Torah Learning

Torah Learning in a Hesder Yeshiva

In Israel today you can find somewhere between 50 – 70 different Yeshivot Hesder. All of them offer Torah learning on a high level just like any Yeshiva in Israel. The main focus is on Talmudic studies and Jewish Law (halacha). But many Yeshivot Hesder also put extra emphasize on Tanach studies and Jewish moral and ethics. What separates a Hesder Yeshiva from other Yeshivot is the unique Hesder program that is available. A Hesder program is a special program where religious young men combine yeshiva studies and active army service. This is a five-years-long program where the students spend about 18 months in active army service and 42 months in the Yeshiva.

Torah Learning to become a Rabbi

A number of Hesder Yeshivot offers their students a learning program called Smicha-program which is a preparation program for the “Semicha of the Rabbanut”. Semicha of the Rabbanut is many different exams that you have to pass to become a “Certified” Rabbi from the Israeli Chief Rabbinate.
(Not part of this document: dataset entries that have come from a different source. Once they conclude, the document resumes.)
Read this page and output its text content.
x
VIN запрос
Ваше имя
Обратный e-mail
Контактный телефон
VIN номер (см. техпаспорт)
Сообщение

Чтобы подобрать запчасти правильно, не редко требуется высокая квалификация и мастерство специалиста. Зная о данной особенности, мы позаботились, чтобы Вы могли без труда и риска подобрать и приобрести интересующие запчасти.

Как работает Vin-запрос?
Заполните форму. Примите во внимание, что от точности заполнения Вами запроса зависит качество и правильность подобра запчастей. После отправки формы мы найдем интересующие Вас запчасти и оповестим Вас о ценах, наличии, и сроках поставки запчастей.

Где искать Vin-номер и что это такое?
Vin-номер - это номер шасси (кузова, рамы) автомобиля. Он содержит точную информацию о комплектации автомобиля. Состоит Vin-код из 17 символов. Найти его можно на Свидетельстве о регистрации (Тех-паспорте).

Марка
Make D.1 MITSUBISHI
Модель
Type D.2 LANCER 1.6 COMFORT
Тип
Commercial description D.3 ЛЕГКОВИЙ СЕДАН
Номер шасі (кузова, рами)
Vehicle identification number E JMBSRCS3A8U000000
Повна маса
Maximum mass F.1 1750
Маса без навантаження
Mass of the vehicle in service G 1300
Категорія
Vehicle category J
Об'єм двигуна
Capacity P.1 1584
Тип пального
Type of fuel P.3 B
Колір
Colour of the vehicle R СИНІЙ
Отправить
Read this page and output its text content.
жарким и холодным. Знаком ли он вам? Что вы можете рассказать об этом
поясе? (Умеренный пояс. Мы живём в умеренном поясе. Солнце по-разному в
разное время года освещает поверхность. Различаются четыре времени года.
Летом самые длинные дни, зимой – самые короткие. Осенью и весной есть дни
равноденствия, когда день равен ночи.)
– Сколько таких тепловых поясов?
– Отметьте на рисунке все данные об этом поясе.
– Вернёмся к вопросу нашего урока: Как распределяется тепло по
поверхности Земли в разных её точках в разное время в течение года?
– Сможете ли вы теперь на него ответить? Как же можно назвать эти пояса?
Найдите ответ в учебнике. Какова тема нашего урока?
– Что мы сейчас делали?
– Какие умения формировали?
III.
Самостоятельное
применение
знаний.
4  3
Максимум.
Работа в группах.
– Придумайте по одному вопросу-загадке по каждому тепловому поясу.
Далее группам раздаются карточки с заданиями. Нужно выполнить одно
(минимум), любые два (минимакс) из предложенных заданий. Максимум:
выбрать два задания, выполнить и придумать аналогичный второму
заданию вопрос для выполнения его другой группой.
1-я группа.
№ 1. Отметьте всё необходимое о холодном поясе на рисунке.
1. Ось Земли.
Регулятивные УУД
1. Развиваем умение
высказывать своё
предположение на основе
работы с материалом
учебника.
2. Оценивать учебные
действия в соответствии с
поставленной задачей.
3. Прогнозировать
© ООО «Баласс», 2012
Usually, this program is for married students in the Hesder Yeshiva after they finish their active army service. They are part of the Kollel, and it is very common that they receive a stipend when they are learning in the Smicha program. To learn all material for the Rabbanut tests takes many years, so many of the students spend up to 7 – 10 years in Yeshiva before receiving Smicha from the Rabbanut. Many of the Rabbinical students also receive a teaching certificate from a teachers’ institute recognized by the Ministry of Education.

Torah Learning in English

Many Yeshivot Hesder offers Torah Learning in English. The English programs are separate from the regular Hesder program and often it is not very much interaction between the Israeli students and the students from abroad. The Rabbis and other teachers involved with the overseas students are usually only English speakers, but some Yeshivot makes an extra effort to even teach Torah in Hebrew to students from abroad. Some Yeshivot do make a great effort to make sure that the overseas students have a learning session (chavruta) with an Israeli student at least a couple of times a week. Most yeshivot also offer Hebrew language classes several times a week for the students to pick up basic spoken Hebrew. This is also one of the requirements of MASA. Several yeshivot even offer a 2nd-year program for English speakers if they can´t integrate into the regular Hesder program.